Interest in SRM technologies increased rapidly in the years up to the launch of the Initiative in 2010, as their potential to be both useful and/or harmful to the planet has been recognised. SRM methods may be able to reduce temperatures quickly and relatively cheaply. However, these technologies could also have significant unanticipated side effects. Moreover, they would not affect the cause of climate change, rising levels of greenhouse gases, and the associated threat of ocean acidification and could conceivably be implemented unilaterally, without consultation or agreement from all individuals and nations that could be affected.

SRMGI has brought together diverse opinions and expertise from the fields of natural sciences, social science, governance and law, as well as environmental and development NGOs, industry and civil society organisations, from across the globe to discuss this issue. Following a major conference in March 2011, this report summarises the opinions gathered and the issues raised from this and other meetings, including input from experts and organisations from 22 different countries.


Conclusions included:

  • Nothing now known about SRM techniques provides any justification for reducing efforts to mitigate climate change by reducing greenhouse gases and this should remain a global priority.
  • Concern about geoengineering, and particularly SRM methods, is significant and it is important to ensure that all perspectives and interests can be expressed and discussed. In addition to misgivings regarding potential side effects, concern is often expressed that geoengineering could be seen to provide an escape route from the impacts of climate change, thus reducing the incentive to reduce emissions.
  • SRM technologies would take effect relatively quickly and their cost could be comparatively low, and they could reduce some of the most significant effects of climate change. However, the technologies are poorly understood, have the potential to be dangerous and there are risks associated not only with deployment but also medium and large-scale research.
  • Appropriate research will make it easier to assess the feasibility, risks and impacts associated with SRM, and to reduce the uncertainties. A lack of information about SRM technologies and their potential impacts is making the issues more difficult to debate and resolve at present.
  • The range of SRM research runs from computer simulations and laboratory studies right up to potentially risky, large-scale experiments in the real world. While most SRMGI participants were comfortable with low risk research, there was much debate over how to govern any research outside the lab.
  • Governance arrangements for managing any potentially risky research are mostly lacking and must be developed. Initial discussions suggest that the wide differences among the types of SRM technologies and types of research make a “one size fits all” approach inappropriate, and a differentiated regulatory and governance approach is likely to be more effective.
  • Considering the actual deployment of SRM techniques would be inappropriate without, among other things, adequate resolution of uncertainties concerning the feasibility, advantages and disadvantages. No future technology should be implemented without a thorough characterisation of its potential environmental and social impacts and appropriate governance arrangements.

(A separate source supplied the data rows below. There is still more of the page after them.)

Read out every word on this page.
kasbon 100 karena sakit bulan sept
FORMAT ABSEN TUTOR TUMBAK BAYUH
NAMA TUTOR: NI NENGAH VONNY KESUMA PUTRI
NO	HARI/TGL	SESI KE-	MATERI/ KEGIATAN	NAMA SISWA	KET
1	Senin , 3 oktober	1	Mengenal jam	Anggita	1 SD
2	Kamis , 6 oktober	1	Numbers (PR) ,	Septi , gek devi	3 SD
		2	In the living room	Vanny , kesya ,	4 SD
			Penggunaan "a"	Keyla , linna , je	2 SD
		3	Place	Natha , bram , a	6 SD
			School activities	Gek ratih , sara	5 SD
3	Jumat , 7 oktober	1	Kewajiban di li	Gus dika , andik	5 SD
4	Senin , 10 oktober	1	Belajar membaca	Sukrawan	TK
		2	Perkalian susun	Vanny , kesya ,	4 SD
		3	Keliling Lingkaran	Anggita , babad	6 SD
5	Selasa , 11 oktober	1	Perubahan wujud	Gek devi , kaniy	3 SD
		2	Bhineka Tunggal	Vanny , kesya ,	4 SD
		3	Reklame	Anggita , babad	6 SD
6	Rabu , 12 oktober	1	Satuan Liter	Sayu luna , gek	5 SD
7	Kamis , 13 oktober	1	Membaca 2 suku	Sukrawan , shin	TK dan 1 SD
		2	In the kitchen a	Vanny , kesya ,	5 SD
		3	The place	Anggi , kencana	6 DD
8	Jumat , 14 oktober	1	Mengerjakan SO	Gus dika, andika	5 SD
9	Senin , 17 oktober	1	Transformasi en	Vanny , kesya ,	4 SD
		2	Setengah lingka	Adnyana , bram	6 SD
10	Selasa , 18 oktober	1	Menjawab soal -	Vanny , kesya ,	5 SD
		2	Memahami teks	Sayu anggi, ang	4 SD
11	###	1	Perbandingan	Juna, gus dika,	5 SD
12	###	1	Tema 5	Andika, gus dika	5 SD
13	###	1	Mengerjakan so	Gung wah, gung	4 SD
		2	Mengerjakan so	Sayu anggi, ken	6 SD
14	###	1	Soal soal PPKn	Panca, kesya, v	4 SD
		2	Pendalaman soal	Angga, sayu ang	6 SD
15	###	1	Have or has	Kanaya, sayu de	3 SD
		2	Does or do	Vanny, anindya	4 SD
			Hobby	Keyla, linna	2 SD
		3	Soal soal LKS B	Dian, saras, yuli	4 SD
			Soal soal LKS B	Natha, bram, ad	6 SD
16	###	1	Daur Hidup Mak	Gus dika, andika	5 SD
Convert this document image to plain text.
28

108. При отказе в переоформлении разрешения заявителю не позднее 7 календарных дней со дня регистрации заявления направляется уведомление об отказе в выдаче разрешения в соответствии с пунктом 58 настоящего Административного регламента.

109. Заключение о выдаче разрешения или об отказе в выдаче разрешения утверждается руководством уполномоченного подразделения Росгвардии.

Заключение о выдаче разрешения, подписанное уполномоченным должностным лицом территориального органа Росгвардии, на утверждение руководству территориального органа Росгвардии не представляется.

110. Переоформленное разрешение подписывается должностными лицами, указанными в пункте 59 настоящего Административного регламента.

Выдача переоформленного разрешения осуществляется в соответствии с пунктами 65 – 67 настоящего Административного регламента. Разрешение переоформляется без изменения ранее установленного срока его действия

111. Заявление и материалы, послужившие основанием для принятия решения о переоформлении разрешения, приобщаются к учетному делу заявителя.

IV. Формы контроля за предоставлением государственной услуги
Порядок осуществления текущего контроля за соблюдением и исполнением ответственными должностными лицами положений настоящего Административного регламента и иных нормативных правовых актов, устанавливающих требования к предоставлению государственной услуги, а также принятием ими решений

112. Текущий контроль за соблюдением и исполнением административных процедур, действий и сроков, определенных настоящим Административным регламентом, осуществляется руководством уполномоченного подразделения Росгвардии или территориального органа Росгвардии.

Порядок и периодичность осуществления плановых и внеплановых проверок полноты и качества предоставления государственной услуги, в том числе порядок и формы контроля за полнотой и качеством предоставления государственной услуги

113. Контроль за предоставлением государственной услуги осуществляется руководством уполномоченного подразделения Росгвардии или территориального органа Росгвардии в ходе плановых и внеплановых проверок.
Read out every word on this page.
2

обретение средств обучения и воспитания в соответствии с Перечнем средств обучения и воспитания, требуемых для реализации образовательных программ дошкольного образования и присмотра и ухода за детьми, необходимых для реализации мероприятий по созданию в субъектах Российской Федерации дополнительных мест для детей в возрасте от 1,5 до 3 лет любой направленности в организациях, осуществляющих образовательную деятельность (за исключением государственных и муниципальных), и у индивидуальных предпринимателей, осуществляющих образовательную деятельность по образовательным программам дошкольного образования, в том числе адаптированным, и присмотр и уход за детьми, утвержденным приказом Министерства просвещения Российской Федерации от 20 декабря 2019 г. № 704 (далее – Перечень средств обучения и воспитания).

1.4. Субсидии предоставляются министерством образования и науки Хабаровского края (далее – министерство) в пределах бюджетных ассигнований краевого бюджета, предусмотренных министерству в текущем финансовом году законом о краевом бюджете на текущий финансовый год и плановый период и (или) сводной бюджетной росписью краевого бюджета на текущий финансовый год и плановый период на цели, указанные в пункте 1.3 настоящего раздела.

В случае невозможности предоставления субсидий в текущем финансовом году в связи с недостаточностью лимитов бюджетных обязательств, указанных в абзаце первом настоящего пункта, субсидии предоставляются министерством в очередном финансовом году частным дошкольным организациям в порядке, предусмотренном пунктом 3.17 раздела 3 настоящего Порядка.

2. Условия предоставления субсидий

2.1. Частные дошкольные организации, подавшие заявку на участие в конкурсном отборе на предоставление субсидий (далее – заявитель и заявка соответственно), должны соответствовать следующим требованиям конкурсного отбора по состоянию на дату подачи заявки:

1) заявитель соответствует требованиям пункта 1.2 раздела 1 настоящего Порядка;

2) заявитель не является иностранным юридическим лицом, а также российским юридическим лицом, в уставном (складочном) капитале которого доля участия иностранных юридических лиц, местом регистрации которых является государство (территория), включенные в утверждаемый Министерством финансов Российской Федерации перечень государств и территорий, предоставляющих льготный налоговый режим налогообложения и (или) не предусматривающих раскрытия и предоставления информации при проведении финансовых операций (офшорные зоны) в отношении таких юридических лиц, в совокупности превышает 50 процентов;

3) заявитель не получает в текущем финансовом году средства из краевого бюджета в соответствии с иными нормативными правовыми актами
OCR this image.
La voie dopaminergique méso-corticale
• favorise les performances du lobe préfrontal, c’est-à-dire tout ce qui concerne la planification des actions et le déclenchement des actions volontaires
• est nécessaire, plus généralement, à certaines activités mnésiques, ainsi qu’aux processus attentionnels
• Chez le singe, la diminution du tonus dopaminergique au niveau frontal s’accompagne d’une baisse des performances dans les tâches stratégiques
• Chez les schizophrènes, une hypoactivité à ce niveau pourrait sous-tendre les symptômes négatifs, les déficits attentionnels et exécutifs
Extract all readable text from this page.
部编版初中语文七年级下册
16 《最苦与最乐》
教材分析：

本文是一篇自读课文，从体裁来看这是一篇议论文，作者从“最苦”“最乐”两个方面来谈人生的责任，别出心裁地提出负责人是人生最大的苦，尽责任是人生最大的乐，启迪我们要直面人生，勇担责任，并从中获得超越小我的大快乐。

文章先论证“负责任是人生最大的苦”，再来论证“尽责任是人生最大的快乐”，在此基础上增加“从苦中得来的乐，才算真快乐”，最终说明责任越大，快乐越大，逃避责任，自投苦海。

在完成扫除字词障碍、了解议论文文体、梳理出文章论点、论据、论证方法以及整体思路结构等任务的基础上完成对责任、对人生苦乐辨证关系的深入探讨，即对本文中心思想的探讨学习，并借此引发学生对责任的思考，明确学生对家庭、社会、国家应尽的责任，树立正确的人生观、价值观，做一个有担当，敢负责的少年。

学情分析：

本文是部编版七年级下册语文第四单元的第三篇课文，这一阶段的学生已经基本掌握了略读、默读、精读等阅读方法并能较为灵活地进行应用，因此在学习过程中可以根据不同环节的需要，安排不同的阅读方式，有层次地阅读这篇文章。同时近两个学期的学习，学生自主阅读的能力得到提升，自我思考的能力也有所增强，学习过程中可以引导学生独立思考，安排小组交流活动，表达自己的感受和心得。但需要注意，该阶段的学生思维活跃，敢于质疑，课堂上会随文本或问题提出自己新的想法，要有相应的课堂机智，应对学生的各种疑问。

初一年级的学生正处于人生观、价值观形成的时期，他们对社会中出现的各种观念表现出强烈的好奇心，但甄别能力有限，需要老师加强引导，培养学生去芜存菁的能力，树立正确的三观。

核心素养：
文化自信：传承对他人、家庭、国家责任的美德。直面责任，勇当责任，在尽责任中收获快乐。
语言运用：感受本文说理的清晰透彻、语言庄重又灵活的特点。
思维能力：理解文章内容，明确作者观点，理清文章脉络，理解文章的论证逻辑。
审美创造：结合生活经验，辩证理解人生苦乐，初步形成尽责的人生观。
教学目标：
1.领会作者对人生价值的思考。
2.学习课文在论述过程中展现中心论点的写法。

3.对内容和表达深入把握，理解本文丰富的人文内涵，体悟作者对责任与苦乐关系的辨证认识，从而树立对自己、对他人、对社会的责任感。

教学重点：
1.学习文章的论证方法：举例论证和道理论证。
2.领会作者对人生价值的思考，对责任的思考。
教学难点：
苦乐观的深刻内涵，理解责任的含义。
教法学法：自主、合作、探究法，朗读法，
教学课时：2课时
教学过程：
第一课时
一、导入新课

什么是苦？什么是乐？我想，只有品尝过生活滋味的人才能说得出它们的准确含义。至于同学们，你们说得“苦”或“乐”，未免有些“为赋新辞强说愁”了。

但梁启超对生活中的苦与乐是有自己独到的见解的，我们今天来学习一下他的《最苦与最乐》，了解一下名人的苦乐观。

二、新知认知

At the time of publication, Professor John Shepherd, Fellow of the Royal Society and a co-chair of SRMGI, said: “Unless the apparent lack of political will to significantly reduce greenhouse gas emissions changes soon, geoengineering may be needed and SRM methods could be used in unregulated and possibly reckless ways by individuals, corporations or individual countries. These actions would have consequences beyond national borders that are as yet unknown. We must also work outside our national borders, bringing together interested parties from around the globe to debate the issues of geoengineering, agree appropriate governance structures and ensure that any research is undertaken in a safe, transparent and socially acceptable manner. The question of whether solar geoengineering will prove to be helpful or harmful will largely depend on how humanity can govern the issue and its political implications, and avoid unilateral action.”